A detailed description of the Archives' holdings can be found on its website. The website also has a page dedicated to Genealogy, where one can find information on the sacramental records that have survived for the Archdiocese of Baltimore, where to locate records for parishes in the Maryland counties included in the boundaries of the Diocese of Wilmington and Archdiocese of Washington, DC, and resources created and identified to assist genealogists in researching their Maryland Catholic roots.
Please note that the Archives only has records for parishes within the current boundaries of the Archdiocese of Baltimore, which is comprised of the following counties: Allegany, Anne Arundel, Baltimore, Baltimore City, Carroll, Frederick, Garrett, Harford, Howard, and Washington. The Archdiocese's earliest records are those for St. Peter's pro-Cathedral (1770-1841) in Baltimore City and date back to 1782.
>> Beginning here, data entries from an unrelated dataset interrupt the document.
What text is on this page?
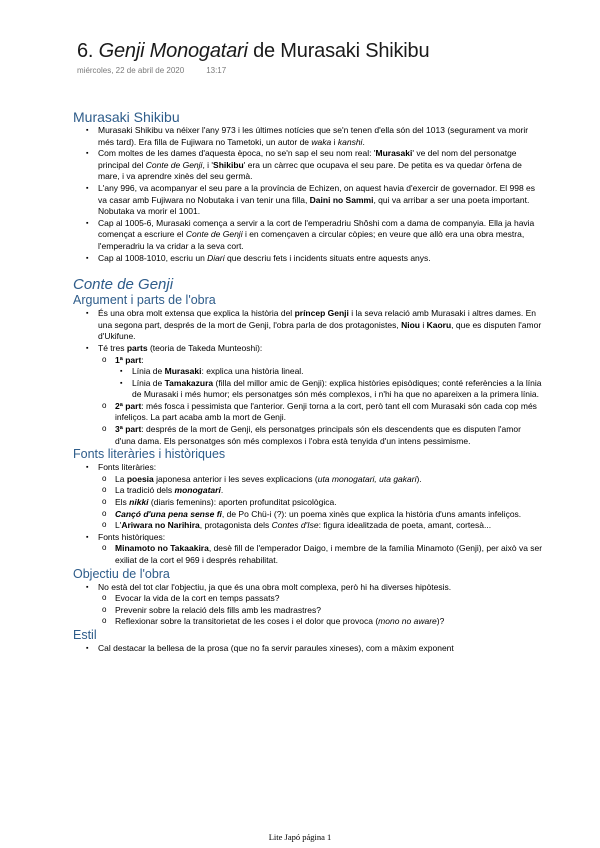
6. Genji Monogatari de Murasaki Shikibu
miércoles, 22 de abril de 2020	13:17
Murasaki Shikibu
▪ Murasaki Shikibu va néixer l'any 973 i les últimes notícies que se'n tenen d'ella són del 1013 (segurament va morir més tard). Era filla de Fujiwara no Tametoki, un autor de waka i kanshi.
▪ Com moltes de les dames d'aquesta època, no se'n sap el seu nom real: 'Murasaki' ve del nom del personatge principal del Conte de Genji, i 'Shikibu' era un càrrec que ocupava el seu pare. De petita es va quedar òrfena de mare, i va aprendre xinès del seu germà.
▪ L'any 996, va acompanyar el seu pare a la província de Echizen, on aquest havia d'exercir de governador. El 998 es va casar amb Fujiwara no Nobutaka i van tenir una filla, Daini no Sammi, qui va arribar a ser una poeta important. Nobutaka va morir el 1001.
▪ Cap al 1005-6, Murasaki comença a servir a la cort de l'emperadriu Shôshi com a dama de companyia. Ella ja havia començat a escriure el Conte de Genji i en començaven a circular còpies; en veure que allò era una obra mestra, l'emperadriu la va cridar a la seva cort.
▪ Cap al 1008-1010, escriu un Diari que descriu fets i incidents situats entre aquests anys.
Conte de Genji
Argument i parts de l'obra
▪ És una obra molt extensa que explica la història del príncep Genji i la seva relació amb Murasaki i altres dames. En una segona part, després de la mort de Genji, l'obra parla de dos protagonistes, Niou i Kaoru, que es disputen l'amor d'Ukifune.
▪ Té tres parts (teoria de Takeda Munteoshi):
o 1ª part:
▪ Línia de Murasaki: explica una història lineal.
▪ Línia de Tamakazura (filla del millor amic de Genji): explica històries episòdiques; conté referències a la línia de Murasaki i més humor; els personatges són més complexos, i n'hi ha que no apareixen a la primera línia.
o 2ª part: més fosca i pessimista que l'anterior. Genji torna a la cort, però tant ell com Murasaki són cada cop més infeliços. La part acaba amb la mort de Genji.
o 3ª part: després de la mort de Genji, els personatges principals són els descendents que es disputen l'amor d'una dama. Els personatges són més complexos i l'obra està tenyida d'un intens pessimisme.
Fonts literàries i històriques
▪ Fonts literàries:
o La poesia japonesa anterior i les seves explicacions (uta monogatari, uta gakari).
o La tradició dels monogatari.
o Els nikki (diaris femenins): aporten profunditat psicològica.
o Cançó d'una pena sense fi, de Po Chü-i (?): un poema xinès que explica la història d'uns amants infeliços.
o L'Ariwara no Narihira, protagonista dels Contes d'Ise: figura idealitzada de poeta, amant, cortesà...
▪ Fonts històriques:
o Minamoto no Takaakira, desè fill de l'emperador Daigo, i membre de la família Minamoto (Genji), per això va ser exiliat de la cort el 969 i després rehabilitat.
Objectiu de l'obra
▪ No està del tot clar l'objectiu, ja que és una obra molt complexa, però hi ha diverses hipòtesis.
o Evocar la vida de la cort en temps passats?
o Prevenir sobre la relació dels fills amb les madrastres?
o Reflexionar sobre la transitorietat de les coses i el dolor que provoca (mono no aware)?
Estil
▪ Cal destacar la bellesa de la prosa (que no fa servir paraules xineses), com a màxim exponent
Lite Japó página 1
Prior to the creation of the Archdiocese of Baltimore, the Society of Jesus, or the Jesuits, were in charge of the mission to Catholics in the British colonies of North America, which was headquartered in Maryland. Very few records have survived for the colonial and revolutionary periods and none prior to 1759. The majority of these records have been transcribed and published in works that include Edwin Beitzell's The Jesuit Missions of St. Mary's County (rev. ed.; priv. publ., 1976), Joseph C. Cann's History of Saint Francis Xavier Church and Bohemia Plantation Now Known as Old Bohemia (Old Bohemia Historical Society, 1976)*, Timothy O'Rourke's Catholic Families of Southern Maryland: Records of Catholic Residents of St. Mary's County in the Eighteenth Century (Baltimore: Genealogical Publ. Co., 1985) and Colonial Source Records: Southern Maryland Catholic Families (Parsons, KS: Brefney Press, 1981), F. Edward Wright's Vital Records of the Jesuit Missions of the Eastern Shore, 1760-1800 (Silver Spring, MD: Family Line Publications, 1986), and Agnes Kane Callum's Flower of the Forest: Black Genealogical Journal (1982- 1998).
Individuals interested in sacramental records for parishes outside the current boundaries of the Archdiocese of Baltimore will need to contact the diocese responsible for that territory today for assistance.